Target misses the boat
The retailer cited softness in its apparel sales, a problem that has plagued apparel retailers all year. The long winter meant that customers were less likely to start buying spring clothes early in the year. That reluctance meant that the total number of transactions suffered, accounting for a 1.9% drop in comparable sales for Target. The company was able to regain a bit of ground, though, due to an increase in average transaction size. The combination of the two left Target with a 0.6% decline in comparable store sales.
Trickle that down to earnings per share, and the company was staring down a 5% drop, from $1.11 per share in 2012 to $1.05 this year. The fall meant that management had no choice but to drop its yearly earnings-per-share expectations, down from $4.85-$5.05 to $4.70-$4.90.
What should Target investors do?
Compared to others in the sector, Target is middle-of-the-pack. The leader is clearly Costco (NASDAQ: COST ) , which has managed to pull in more customers through its bulk discounting. While the company has not reported its current quarter earnings yet -- the report comes out at the end of the month -- monthly comparable sales have been rising.
Costco has managed to buck the issues that seem to have hampered Target. Last quarter, Costco recorded more transactions, with larger average transactions, both of which resulted in a 5% favorable comparable-sales increase for the quarter.
If Costco is the front-runner of the business, Wal-Mart (NYSE: WMT ) looks increasingly like it's bringing up the rear.

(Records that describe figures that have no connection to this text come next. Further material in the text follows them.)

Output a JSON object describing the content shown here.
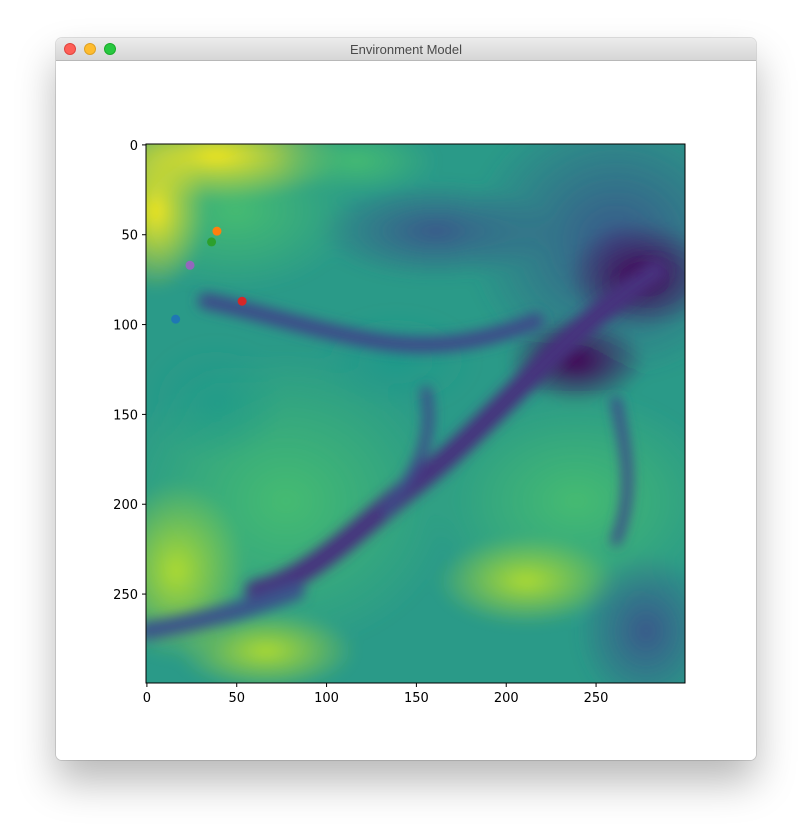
{
  "window": {
    "title": "Environment Model"
  },
  "chart_data": {
    "type": "heatmap",
    "title": "",
    "xlabel": "",
    "ylabel": "",
    "colormap": "viridis",
    "xlim": [
      0,
      299
    ],
    "ylim": [
      299,
      0
    ],
    "x_ticks": [
      0,
      50,
      100,
      150,
      200,
      250
    ],
    "y_ticks": [
      0,
      50,
      100,
      150,
      200,
      250
    ],
    "points": [
      {
        "x": 16,
        "y": 97,
        "color": "#1f77b4"
      },
      {
        "x": 39,
        "y": 48,
        "color": "#ff7f0e"
      },
      {
        "x": 36,
        "y": 54,
        "color": "#2ca02c"
      },
      {
        "x": 53,
        "y": 87,
        "color": "#d62728"
      },
      {
        "x": 24,
        "y": 67,
        "color": "#9467bd"
      }
    ]
  }
}
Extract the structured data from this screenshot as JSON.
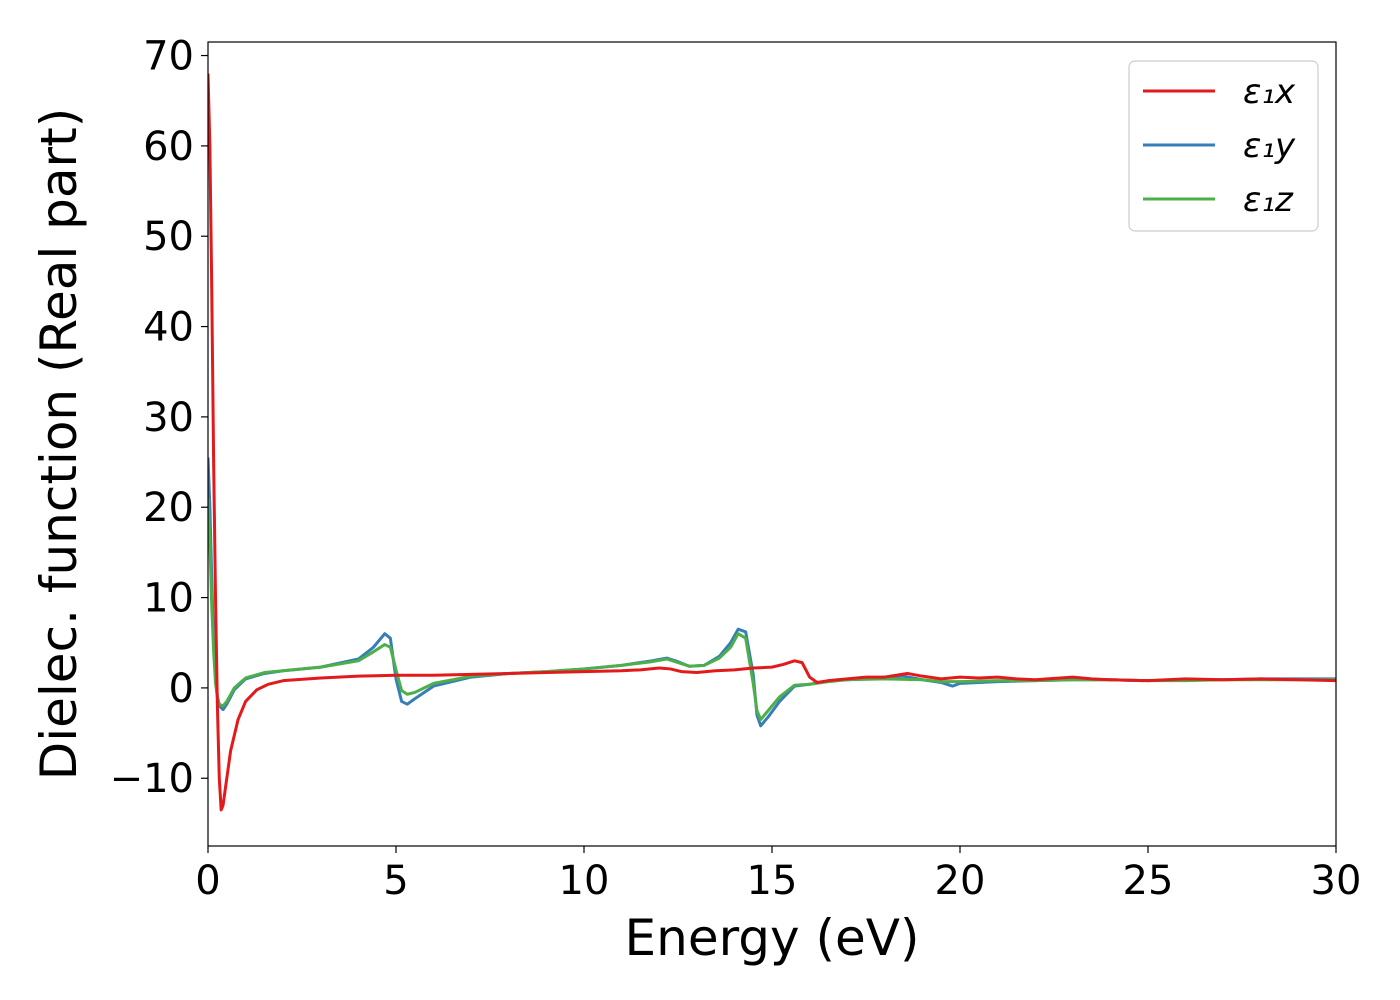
{
  "chart_data": {
    "type": "line",
    "title": "",
    "xlabel": "Energy (eV)",
    "ylabel": "Dielec. function (Real part)",
    "xlim": [
      0,
      30
    ],
    "ylim": [
      -17.5,
      71.5
    ],
    "xticks": [
      0,
      5,
      10,
      15,
      20,
      25,
      30
    ],
    "xtick_labels": [
      "0",
      "5",
      "10",
      "15",
      "20",
      "25",
      "30"
    ],
    "yticks": [
      -10,
      0,
      10,
      20,
      30,
      40,
      50,
      60,
      70
    ],
    "ytick_labels": [
      "−10",
      "0",
      "10",
      "20",
      "30",
      "40",
      "50",
      "60",
      "70"
    ],
    "grid": false,
    "legend_position": "top-right",
    "series": [
      {
        "name": "ε₁x",
        "color": "#e31a1c",
        "points": [
          [
            0,
            68
          ],
          [
            0.05,
            60
          ],
          [
            0.1,
            44
          ],
          [
            0.15,
            25
          ],
          [
            0.2,
            10
          ],
          [
            0.25,
            -2
          ],
          [
            0.3,
            -10
          ],
          [
            0.35,
            -13.5
          ],
          [
            0.4,
            -13
          ],
          [
            0.5,
            -10
          ],
          [
            0.6,
            -7
          ],
          [
            0.8,
            -3.5
          ],
          [
            1.0,
            -1.5
          ],
          [
            1.3,
            -0.2
          ],
          [
            1.6,
            0.4
          ],
          [
            2,
            0.8
          ],
          [
            3,
            1.1
          ],
          [
            4,
            1.3
          ],
          [
            5,
            1.4
          ],
          [
            6,
            1.4
          ],
          [
            7,
            1.5
          ],
          [
            8,
            1.6
          ],
          [
            9,
            1.7
          ],
          [
            10,
            1.8
          ],
          [
            11,
            1.9
          ],
          [
            11.5,
            2.0
          ],
          [
            12,
            2.2
          ],
          [
            12.3,
            2.1
          ],
          [
            12.6,
            1.8
          ],
          [
            13,
            1.7
          ],
          [
            13.5,
            1.9
          ],
          [
            14,
            2.0
          ],
          [
            14.5,
            2.2
          ],
          [
            15,
            2.3
          ],
          [
            15.3,
            2.6
          ],
          [
            15.6,
            3.0
          ],
          [
            15.8,
            2.8
          ],
          [
            16.0,
            1.2
          ],
          [
            16.2,
            0.6
          ],
          [
            16.5,
            0.8
          ],
          [
            17,
            1.0
          ],
          [
            17.5,
            1.2
          ],
          [
            18,
            1.2
          ],
          [
            18.6,
            1.6
          ],
          [
            19,
            1.3
          ],
          [
            19.5,
            1.0
          ],
          [
            20,
            1.2
          ],
          [
            20.5,
            1.1
          ],
          [
            21,
            1.2
          ],
          [
            21.5,
            1.0
          ],
          [
            22,
            0.9
          ],
          [
            23,
            1.2
          ],
          [
            23.5,
            1.0
          ],
          [
            24,
            0.9
          ],
          [
            25,
            0.8
          ],
          [
            26,
            1.0
          ],
          [
            27,
            0.9
          ],
          [
            28,
            1.0
          ],
          [
            29,
            0.9
          ],
          [
            30,
            0.8
          ]
        ]
      },
      {
        "name": "ε₁y",
        "color": "#377eb8",
        "points": [
          [
            0,
            25.5
          ],
          [
            0.05,
            20
          ],
          [
            0.1,
            12
          ],
          [
            0.15,
            5
          ],
          [
            0.2,
            1
          ],
          [
            0.25,
            -1
          ],
          [
            0.3,
            -2
          ],
          [
            0.4,
            -2.4
          ],
          [
            0.5,
            -1.8
          ],
          [
            0.7,
            -0.2
          ],
          [
            1.0,
            1.0
          ],
          [
            1.5,
            1.6
          ],
          [
            2,
            1.9
          ],
          [
            3,
            2.3
          ],
          [
            4,
            3.2
          ],
          [
            4.4,
            4.5
          ],
          [
            4.7,
            6.0
          ],
          [
            4.85,
            5.5
          ],
          [
            5.0,
            1.0
          ],
          [
            5.15,
            -1.5
          ],
          [
            5.3,
            -1.8
          ],
          [
            5.5,
            -1.2
          ],
          [
            6,
            0.2
          ],
          [
            7,
            1.2
          ],
          [
            8,
            1.6
          ],
          [
            9,
            1.8
          ],
          [
            10,
            2.1
          ],
          [
            11,
            2.5
          ],
          [
            11.8,
            3.0
          ],
          [
            12.2,
            3.3
          ],
          [
            12.5,
            2.9
          ],
          [
            12.8,
            2.4
          ],
          [
            13.2,
            2.5
          ],
          [
            13.6,
            3.5
          ],
          [
            13.9,
            5.0
          ],
          [
            14.1,
            6.5
          ],
          [
            14.3,
            6.2
          ],
          [
            14.5,
            1.5
          ],
          [
            14.6,
            -3.0
          ],
          [
            14.7,
            -4.2
          ],
          [
            14.9,
            -3.2
          ],
          [
            15.2,
            -1.5
          ],
          [
            15.6,
            0.2
          ],
          [
            16,
            0.4
          ],
          [
            16.5,
            0.8
          ],
          [
            17,
            0.9
          ],
          [
            18,
            1.2
          ],
          [
            18.5,
            1.3
          ],
          [
            19,
            0.9
          ],
          [
            19.5,
            0.6
          ],
          [
            19.8,
            0.2
          ],
          [
            20,
            0.5
          ],
          [
            21,
            0.7
          ],
          [
            22,
            0.8
          ],
          [
            23,
            0.9
          ],
          [
            24,
            0.9
          ],
          [
            25,
            0.8
          ],
          [
            26,
            0.9
          ],
          [
            27,
            0.9
          ],
          [
            28,
            1.0
          ],
          [
            29,
            1.0
          ],
          [
            30,
            1.0
          ]
        ]
      },
      {
        "name": "ε₁z",
        "color": "#4daf4a",
        "points": [
          [
            0,
            21
          ],
          [
            0.05,
            16
          ],
          [
            0.1,
            9
          ],
          [
            0.15,
            4
          ],
          [
            0.2,
            0.5
          ],
          [
            0.25,
            -1
          ],
          [
            0.3,
            -1.8
          ],
          [
            0.4,
            -2.0
          ],
          [
            0.5,
            -1.5
          ],
          [
            0.7,
            0
          ],
          [
            1.0,
            1.1
          ],
          [
            1.5,
            1.7
          ],
          [
            2,
            1.9
          ],
          [
            3,
            2.3
          ],
          [
            4,
            3.0
          ],
          [
            4.4,
            4.0
          ],
          [
            4.7,
            4.8
          ],
          [
            4.85,
            4.5
          ],
          [
            5.0,
            2.0
          ],
          [
            5.15,
            -0.3
          ],
          [
            5.3,
            -0.7
          ],
          [
            5.5,
            -0.5
          ],
          [
            6,
            0.5
          ],
          [
            7,
            1.3
          ],
          [
            8,
            1.6
          ],
          [
            9,
            1.8
          ],
          [
            10,
            2.1
          ],
          [
            11,
            2.5
          ],
          [
            11.8,
            2.9
          ],
          [
            12.2,
            3.2
          ],
          [
            12.5,
            2.8
          ],
          [
            12.8,
            2.4
          ],
          [
            13.2,
            2.5
          ],
          [
            13.6,
            3.3
          ],
          [
            13.9,
            4.5
          ],
          [
            14.1,
            6.0
          ],
          [
            14.3,
            5.5
          ],
          [
            14.5,
            0.5
          ],
          [
            14.6,
            -2.5
          ],
          [
            14.7,
            -3.5
          ],
          [
            14.9,
            -2.5
          ],
          [
            15.2,
            -1.0
          ],
          [
            15.6,
            0.3
          ],
          [
            16,
            0.4
          ],
          [
            16.5,
            0.7
          ],
          [
            17,
            0.9
          ],
          [
            18,
            1.0
          ],
          [
            19,
            0.9
          ],
          [
            19.5,
            0.7
          ],
          [
            20,
            0.7
          ],
          [
            21,
            0.8
          ],
          [
            22,
            0.8
          ],
          [
            23,
            0.9
          ],
          [
            24,
            0.9
          ],
          [
            25,
            0.8
          ],
          [
            26,
            0.8
          ],
          [
            27,
            0.9
          ],
          [
            28,
            0.9
          ],
          [
            29,
            0.9
          ],
          [
            30,
            0.9
          ]
        ]
      }
    ]
  }
}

The company blamed inflation, weather, income tax returns, and health care tax in its recent poor showing. Comparable sales fell 1.5% last quarter, and Wal-Mart management was quick to point the finger outside of the company. Even with those issues,it managed to increase earnings per share.
The problem for Target investors is that the cost of moving to a better-performing business may not make sense. Although Target has failed to keep up with returns for the S&P 500 over the last 12 months, it's still up 22%. That's roughly in line with Wal-Mart's return, but well short of the 37% that Costco has gained.
That success comes at a cost, though. While Wal-Mart and Target both trade at P/Es below 16, Costco is trading at 26. If I were invested in Target, I'd seriously consider a switch of allegiance. Target seems to be stumbling -- by no means failing, just stumbling -- while Costco is soaring.